Багратиону вспомнилось, как обещал он в начале войны атаману победу, как манил его к ней сладким посулом титула для сына Ивана, для дочки Марфуши… Как клялся тогда Платов… Что же вышло? Всех отступление сразило. Но цесаревича — меньше всех. Не унывает… Олух царя небесного!

— Неприятель на носу…

Багратион посмотрел на нос Константина Павловича и улыбнулся.

— На чьем, ваше высочество? Ежели на вашем — дурно Платов арьергард ведет. А коли на моем, так и еще хлебнуть мог бы…

Цесаревич прыснул и раскатился хохотом. Потом, ухватив князя Петра в объятия, принялся щекотать и душить его. Шатер заколыхался. Пузатенькая фигурка Куруты появилась на пороге.

— Утром нынце, — сказал он, — васему сиятельству хвалебный акафист пели два грекоса — князь Кантакузен да я. Не цихалось ли вам? А на его висоцество залобу принесть хоцу: ездит по войскам и реци против Барклая мятезные произносит. И оттого люди гибнут…

Багратион понял, что маленький хитрец в заговоре.

— Об этом вашему высочеству и я представить имею, — подхватил он. — Вы знаете, каков был я до сей поры Барклаю патриот. Слова ваши честны. Но что из того выходит?

И Багратион подробно рассказал цесаревичу историю Старынчука так, как знал ее от Кантакузена.

— Барклай оскорблен до смерти. И солдат хороший по-пустому жизни лишается. А жизнь его отечеству послужить могла. Кто виноват? Во-первых, темнота солдатская… Во-вторых…

Цесаревич быстро прошелся по шатру. Он предчувствовал нападение и готовился к отпору.

— И во-вторых и в-третьих… Глуп гренадер твой, как баран! Как баранов стадо! Голос возвысил! Кто?

— Пусть так! Велик грех — да и причина не мала. Ваше высочество весьма не без вины. Принц Карл — кукла бездушная, с него взятки гладки. Расстрелять солдата — что воды глотнуть. А мы-то что ж? Мы не страшимся смерти на поле битвы, — бесстрашия вашего я давний свидетель, — а слово за справедливость и человечество сказать опасаемся. Почему? Да еще и вина на нас…

Константин Павлович быстро провел рукой по своим высоким залысинам, опушенным рыжей шерстью.

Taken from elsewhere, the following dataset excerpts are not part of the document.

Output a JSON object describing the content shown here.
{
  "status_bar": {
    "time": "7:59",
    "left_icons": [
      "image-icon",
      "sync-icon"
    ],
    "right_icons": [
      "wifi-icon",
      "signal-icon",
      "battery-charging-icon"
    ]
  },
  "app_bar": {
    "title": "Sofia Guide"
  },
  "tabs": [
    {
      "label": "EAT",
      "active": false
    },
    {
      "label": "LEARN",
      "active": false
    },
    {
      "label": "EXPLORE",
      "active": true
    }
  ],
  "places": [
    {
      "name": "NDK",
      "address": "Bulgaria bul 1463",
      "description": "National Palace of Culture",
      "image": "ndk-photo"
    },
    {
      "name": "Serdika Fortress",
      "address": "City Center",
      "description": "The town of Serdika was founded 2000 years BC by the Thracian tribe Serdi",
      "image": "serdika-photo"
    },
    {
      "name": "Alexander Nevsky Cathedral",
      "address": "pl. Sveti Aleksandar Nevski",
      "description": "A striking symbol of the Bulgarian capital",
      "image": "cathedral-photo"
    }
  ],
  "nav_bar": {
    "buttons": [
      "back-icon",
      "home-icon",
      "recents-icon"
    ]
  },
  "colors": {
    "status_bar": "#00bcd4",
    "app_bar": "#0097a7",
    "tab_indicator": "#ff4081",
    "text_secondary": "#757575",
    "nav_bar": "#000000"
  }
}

— Чего же ты хочешь от меня, князь?

— Вы — корпусный командир и русский великий князь… Спасите солдата…

Цесаревич сложил из пальцев фигу, чмокнул ее и спросил:

— А этого не надобно тебе? На фонарях качаться не желаю. И якобинству не потворщик. Сгрудили дело, чтобы меня запутать! Речи я говорил, согласен, дурью обнесло меня, сбрендил. Да я и отвечу. А какой ответ с великого князя российского? Иначе — с солдатом. Портит солдата война. За дисциплину я с живого шкуру спущу. Мой долг — наказывать; милость — государю принадлежит. А в драке моей с Барклаем безделка эта камнем на мне повиснуть может. Раскинь мыслью, князь, и увидишь, что, по всему, следует мне в стороне остаться.

Багратион взглянул на Куруту. Старушечье лицо Куруты морщилось, словно от боли. Он укоризненно покачивал курчавой головой.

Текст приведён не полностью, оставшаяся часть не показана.